The other time to rerun it is when you're in a significant drawdown and considering changing your approach. The emotional impulse in a drawdown is to do something - change the strategy, increase stake size to recover faster, narrow scope to the most confident bets. Run the simulation before acting on any of those impulses. Show the simulation what you're considering changing to and look at its distribution relative to the current strategy. The emotional response to a drawdown is rarely pointing toward the better strategy. The simulation output usually isn't either - but at least it's not emotional.

Anyway. The tool won't tell you whether your edge is real. Nothing will tell you that except a large enough sample of bets over time. What it tells you is whether your edge, if it is real, is being deployed in a way that gives it room to express itself - or whether your stake sizing and variance tolerance are likely to end the experiment before the sample is large enough to mean anything.

That's a different and more practically useful question than most bankroll analysis addresses. And it's one that used to require a quant background to answer. It no longer does.

FAQ

Q: My CLV sample is too small for confident edge estimates.

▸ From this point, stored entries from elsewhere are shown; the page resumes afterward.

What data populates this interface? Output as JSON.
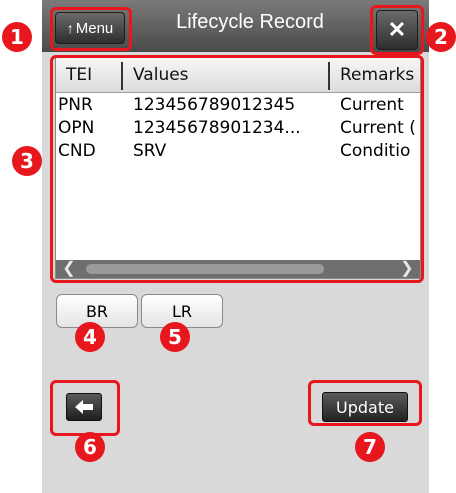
{
  "window": {
    "title": "Lifecycle Record",
    "menu_label": "Menu",
    "close_label": "✕"
  },
  "table": {
    "headers": [
      "TEI",
      "Values",
      "Remarks"
    ],
    "rows": [
      [
        "PNR",
        "123456789012345",
        "Current"
      ],
      [
        "OPN",
        "12345678901234...",
        "Current ("
      ],
      [
        "CND",
        "SRV",
        "Conditio"
      ]
    ]
  },
  "buttons": {
    "br_label": "BR",
    "lr_label": "LR",
    "update_label": "Update"
  },
  "callouts": [
    "1",
    "2",
    "3",
    "4",
    "5",
    "6",
    "7"
  ],
  "colors": {
    "highlight": "#e8161d",
    "titlebar": "#5a5a5a",
    "background": "#d9d9d9"
  }
}
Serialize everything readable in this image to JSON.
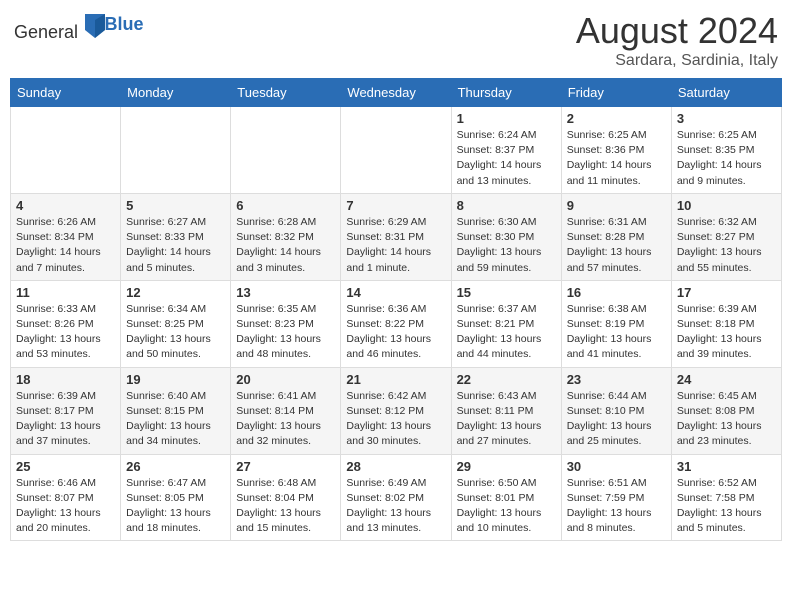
{
  "header": {
    "logo_general": "General",
    "logo_blue": "Blue",
    "month_year": "August 2024",
    "location": "Sardara, Sardinia, Italy"
  },
  "weekdays": [
    "Sunday",
    "Monday",
    "Tuesday",
    "Wednesday",
    "Thursday",
    "Friday",
    "Saturday"
  ],
  "weeks": [
    [
      {
        "day": "",
        "info": ""
      },
      {
        "day": "",
        "info": ""
      },
      {
        "day": "",
        "info": ""
      },
      {
        "day": "",
        "info": ""
      },
      {
        "day": "1",
        "info": "Sunrise: 6:24 AM\nSunset: 8:37 PM\nDaylight: 14 hours and 13 minutes."
      },
      {
        "day": "2",
        "info": "Sunrise: 6:25 AM\nSunset: 8:36 PM\nDaylight: 14 hours and 11 minutes."
      },
      {
        "day": "3",
        "info": "Sunrise: 6:25 AM\nSunset: 8:35 PM\nDaylight: 14 hours and 9 minutes."
      }
    ],
    [
      {
        "day": "4",
        "info": "Sunrise: 6:26 AM\nSunset: 8:34 PM\nDaylight: 14 hours and 7 minutes."
      },
      {
        "day": "5",
        "info": "Sunrise: 6:27 AM\nSunset: 8:33 PM\nDaylight: 14 hours and 5 minutes."
      },
      {
        "day": "6",
        "info": "Sunrise: 6:28 AM\nSunset: 8:32 PM\nDaylight: 14 hours and 3 minutes."
      },
      {
        "day": "7",
        "info": "Sunrise: 6:29 AM\nSunset: 8:31 PM\nDaylight: 14 hours and 1 minute."
      },
      {
        "day": "8",
        "info": "Sunrise: 6:30 AM\nSunset: 8:30 PM\nDaylight: 13 hours and 59 minutes."
      },
      {
        "day": "9",
        "info": "Sunrise: 6:31 AM\nSunset: 8:28 PM\nDaylight: 13 hours and 57 minutes."
      },
      {
        "day": "10",
        "info": "Sunrise: 6:32 AM\nSunset: 8:27 PM\nDaylight: 13 hours and 55 minutes."
      }
    ],
    [
      {
        "day": "11",
        "info": "Sunrise: 6:33 AM\nSunset: 8:26 PM\nDaylight: 13 hours and 53 minutes."
      },
      {
        "day": "12",
        "info": "Sunrise: 6:34 AM\nSunset: 8:25 PM\nDaylight: 13 hours and 50 minutes."
      },
      {
        "day": "13",
        "info": "Sunrise: 6:35 AM\nSunset: 8:23 PM\nDaylight: 13 hours and 48 minutes."
      },
      {
        "day": "14",
        "info": "Sunrise: 6:36 AM\nSunset: 8:22 PM\nDaylight: 13 hours and 46 minutes."
      },
      {
        "day": "15",
        "info": "Sunrise: 6:37 AM\nSunset: 8:21 PM\nDaylight: 13 hours and 44 minutes."
      },
      {
        "day": "16",
        "info": "Sunrise: 6:38 AM\nSunset: 8:19 PM\nDaylight: 13 hours and 41 minutes."
      },
      {
        "day": "17",
        "info": "Sunrise: 6:39 AM\nSunset: 8:18 PM\nDaylight: 13 hours and 39 minutes."
      }
    ],
    [
      {
        "day": "18",
        "info": "Sunrise: 6:39 AM\nSunset: 8:17 PM\nDaylight: 13 hours and 37 minutes."
      },
      {
        "day": "19",
        "info": "Sunrise: 6:40 AM\nSunset: 8:15 PM\nDaylight: 13 hours and 34 minutes."
      },
      {
        "day": "20",
        "info": "Sunrise: 6:41 AM\nSunset: 8:14 PM\nDaylight: 13 hours and 32 minutes."
      },
      {
        "day": "21",
        "info": "Sunrise: 6:42 AM\nSunset: 8:12 PM\nDaylight: 13 hours and 30 minutes."
      },
      {
        "day": "22",
        "info": "Sunrise: 6:43 AM\nSunset: 8:11 PM\nDaylight: 13 hours and 27 minutes."
      },
      {
        "day": "23",
        "info": "Sunrise: 6:44 AM\nSunset: 8:10 PM\nDaylight: 13 hours and 25 minutes."
      },
      {
        "day": "24",
        "info": "Sunrise: 6:45 AM\nSunset: 8:08 PM\nDaylight: 13 hours and 23 minutes."
      }
    ],
    [
      {
        "day": "25",
        "info": "Sunrise: 6:46 AM\nSunset: 8:07 PM\nDaylight: 13 hours and 20 minutes."
      },
      {
        "day": "26",
        "info": "Sunrise: 6:47 AM\nSunset: 8:05 PM\nDaylight: 13 hours and 18 minutes."
      },
      {
        "day": "27",
        "info": "Sunrise: 6:48 AM\nSunset: 8:04 PM\nDaylight: 13 hours and 15 minutes."
      },
      {
        "day": "28",
        "info": "Sunrise: 6:49 AM\nSunset: 8:02 PM\nDaylight: 13 hours and 13 minutes."
      },
      {
        "day": "29",
        "info": "Sunrise: 6:50 AM\nSunset: 8:01 PM\nDaylight: 13 hours and 10 minutes."
      },
      {
        "day": "30",
        "info": "Sunrise: 6:51 AM\nSunset: 7:59 PM\nDaylight: 13 hours and 8 minutes."
      },
      {
        "day": "31",
        "info": "Sunrise: 6:52 AM\nSunset: 7:58 PM\nDaylight: 13 hours and 5 minutes."
      }
    ]
  ]
}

Is the simulation still useful?

Yes, but differently. With a thin sample, the value of the simulation shifts from "here's what my strategy will do" to "here's what my strategy would need my edge to be for the variance to be survivable." Run the simulation at several edge estimates across a plausible range and find the breakeven point - the edge level below which the ruin probability crosses your tolerance threshold. Then ask whether your current evidence is good enough to be confident you're above that breakeven. If the answer is uncertain, the simulation has told you the most useful thing it can: you need more evidence before committing to this strategy at this stake size.

Q: How many simulation runs should I use?

Ten thousand is the standard for stable output. A thousand runs produces results that vary noticeably between separate runs of the same script - the variance in the simulation output itself is too high to trust the statistics. At ten thousand runs the output stabilises and re-running the same parameters produces essentially identical statistics. The computation time difference between a thousand and ten thousand runs is trivial - a few seconds at most on any modern laptop. Default to ten thousand.

Q: Can I model multiple market types with different edge estimates in the same simulation?

Yes, and it's worth doing if your betting is meaningfully split across market types with genuinely different edge profiles. Prompt the LLM to extend the code: specify the proportion of bets in each market type, the win rate and average odds for each, and the simulation draws from the appropriate parameters depending on which market type each simulated bet is assigned to. The combined output reflects the actual mixed strategy you're running rather than an average that obscures the differences between categories. The additional prompt is about a paragraph of specification and produces code that handles the mixing automatically.